Aspartam : où sont les excès ?
La polémique a enflé Outre-Atlantique sans atteindre vraiment l’Europe malgré une forte diffusion via internet. L’Aspartam est-il dangereux pour la santé ? La réponse officielle reste non, mais... un complément d’enquête a été récemment demandé par plusieurs agences de sécurité alimentaires européennes et américaines, dont l’Afssa.
L’histoire tourmentée de cet édulcorant, recalé à plusieurs reprises par la FDA, est révélatrice de la suspicion qui flotte désormais sur les produits de synthèse qui entrent dorénavant dans notre alimentation. Justifiée ou non, elle a le mérite de poser certaines questions.
Alors, qu’en est-il de l’Aspartam aujourd’hui ? D’après l’Avis du Comité scientifique sur l’alimentation appartenant à la Direction générale de la santé et de la protection des consommateurs de la Commission européenne, publié en décembre 2002, cette molécule ne présente pas de risques pour la santé. L’étude s’appuyait sur les nombreux travaux menés et qui ont déterminé la stabilité du produit incriminé dans différentes situations de température et de pH.
Après absorption, l’Aspartam est très vite dégradé en deux acides aminés, l’acide aspartique et la phénylalanine, et en méthanol. Le méthanol est toxique pour la vue et le système nerveux central, mais ne le serait qu’à des doses équivalentes à ce que produirait l’ingestion de 100 litres de boissons "light". Même un gros consommateur ne peut atteindre de telles doses journalières. L’apport d’acide aspartique, métabolisé dans l’intestin, ne modifie pas les concentrations sanguines de cet acide aminé.

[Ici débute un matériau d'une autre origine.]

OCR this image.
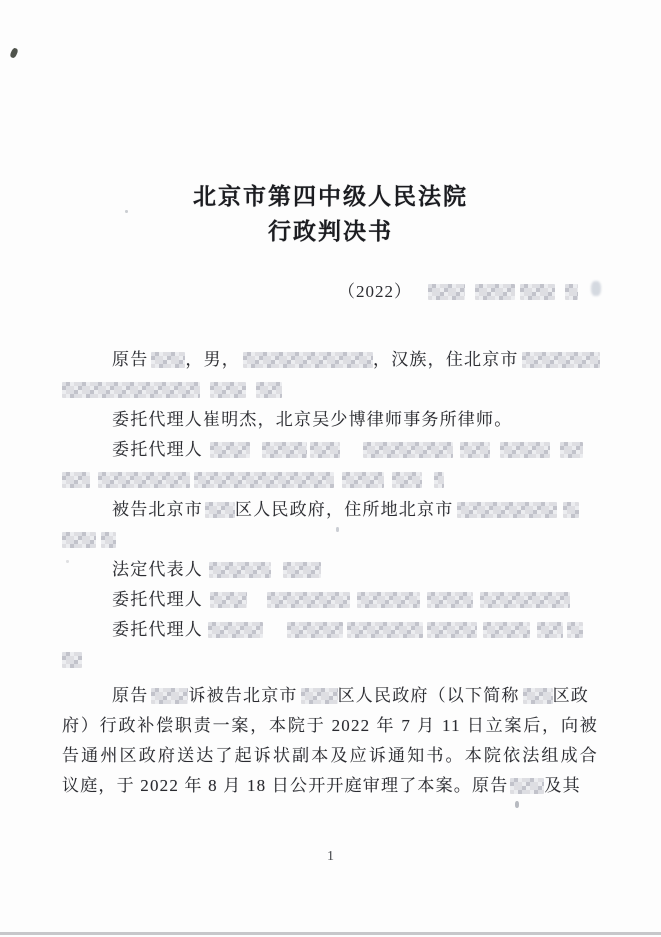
北京市第四中级人民法院
行政判决书
（2022）
原告 ，男，	，汉族，住北京市
委托代理人崔明杰，北京吴少博律师事务所律师。
委托代理人
被告北京市 区人民政府，住所地北京市
法定代表人
委托代理人
委托代理人
原告 诉被告北京市 区人民政府（以下简称 区政
府）行政补偿职责一案，本院于 2022 年 7 月 11 日立案后，向被
告通州区政府送达了起诉状副本及应诉通知书。本院依法组成合
议庭，于 2022 年 8 月 18 日公开开庭审理了本案。原告 及其
1
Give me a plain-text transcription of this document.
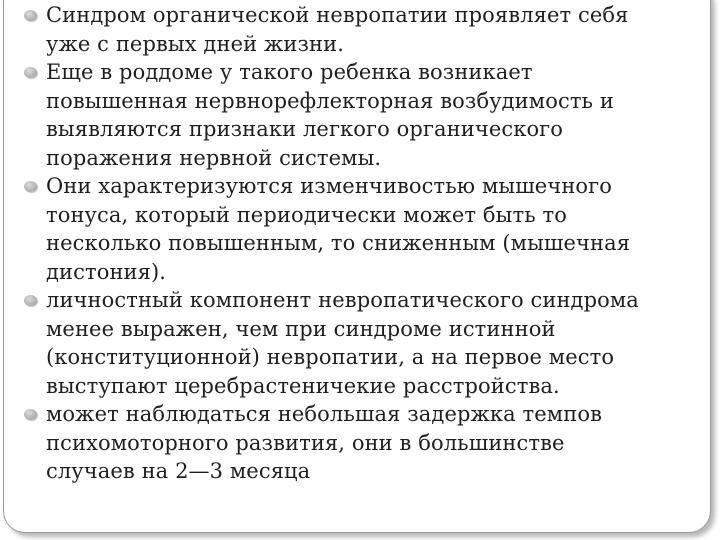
Синдром органической невропатии проявляет себя
уже с первых дней жизни.
Еще в роддоме у такого ребенка возникает
повышенная нервнорефлекторная возбудимость и
выявляются признаки легкого органического
поражения нервной системы.
Они характеризуются изменчивостью мышечного
тонуса, который периодически может быть то
несколько повышенным, то сниженным (мышечная
дистония).
личностный компонент невропатического синдрома
менее выражен, чем при синдроме истинной
(конституционной) невропатии, а на первое место
выступают церебрастеничекие расстройства.
может наблюдаться небольшая задержка темпов
психомоторного развития, они в большинстве
случаев на 2—3 месяца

La phénylalanine pose le problème des personnes atteintes de phénylcétonurie (PCU). Mais deux cas distincts se présentent : la PCU partielle, lorsqu’un gène sur deux est touché et déficient, la PCU totale lorsque les deux gènes sont déficients. Dans ce denier cas, la personne atteinte ne peut pas métaboliser la phénylalanine qui s’accumule dans les tissus et devient toxique. Lors d’une atteinte partielle, le patient est un « porteur sain » qui n’exprime pas les symptômes de la maladie. Dans ce cas, aucun effet n’a été constaté lors de consommations d’Aspartam. Pour ceux atteints de la maladie, l’Aspartam fait partie des produits dont la consommation est réglementée par un régime strict limitant les protéines.
Autre substance sur le banc des accusés, la dicétopipérazine, dérivée de l’Aspartam, a fait elle aussi l’objet d’études approfondies qui ont démontré qu’il n’existait aucune corrélation entre l’absorption de ce dérivé de l’Aspartam qui se forme en milieu hydraté à une température supérieure à 30°C et l’apparition de cancers.
Au bout du compte, les études cinétiques et épidémiologiques menées alors sur l’édulcorant le plus répandu dans notre alimentation l’ont réhabilité. Mais le 14 juillet 2005, la Fondation Ramazzini de Bologne publiait une étude qui allait relancer l’affaire.
Coincés entre des enjeux économiques colossaux et le principe de précaution, les agences de sécurité des aliments ont donc réagi en demandant un approfondissement des recherches, sans pour autant interdire son utilisation.
Car ce qui est certain, c’est que l’Aspartam a fait la fortune de la société qui l’a mis sur le marché, le laboratoire Searle. Un laboratoire qui, après avoir embauché un certain Donald Rumsfeld, a obtenu deux ans plus tard l’autorisation de mise sur le marché de l’Aspartam. Cette autorisation concorda avec l’éviction du Président de la FDA, décidé par Ronald Reagan. Depuis, le laboratoire Searle a été racheté par Monsanto, le géant américain des semences.
Comme toute substance issue de l’industrie chimique, l’Aspartam aurait dû rester un produit de consommation marginale, répondant à des situations spécifiques comme le diabète ou l’obésité. Utilisé comme produit de confort moral, il permet de consommer des produits au goût sucré en ayant l’impression de surveiller sa ligne. Pou résoudre les problèmes de surpoids des populations occidentales, il eût été préférable de limiter l’addiction au sucre des jeunes enfants, mais cela n’est pas économiquement rentable pour les industriels de l’agro-alimentaire.
Face aux études contradictoires qui continuent à décrier cet édulcorant, la sagesse populaire voudrait que l’on s’abstienne de consommer des produits "light" contenant de l’Aspartam, surtout chez les jeunes et les femmes enceintes. La Terre n’a pas attendu l’Aspartam pour tourner.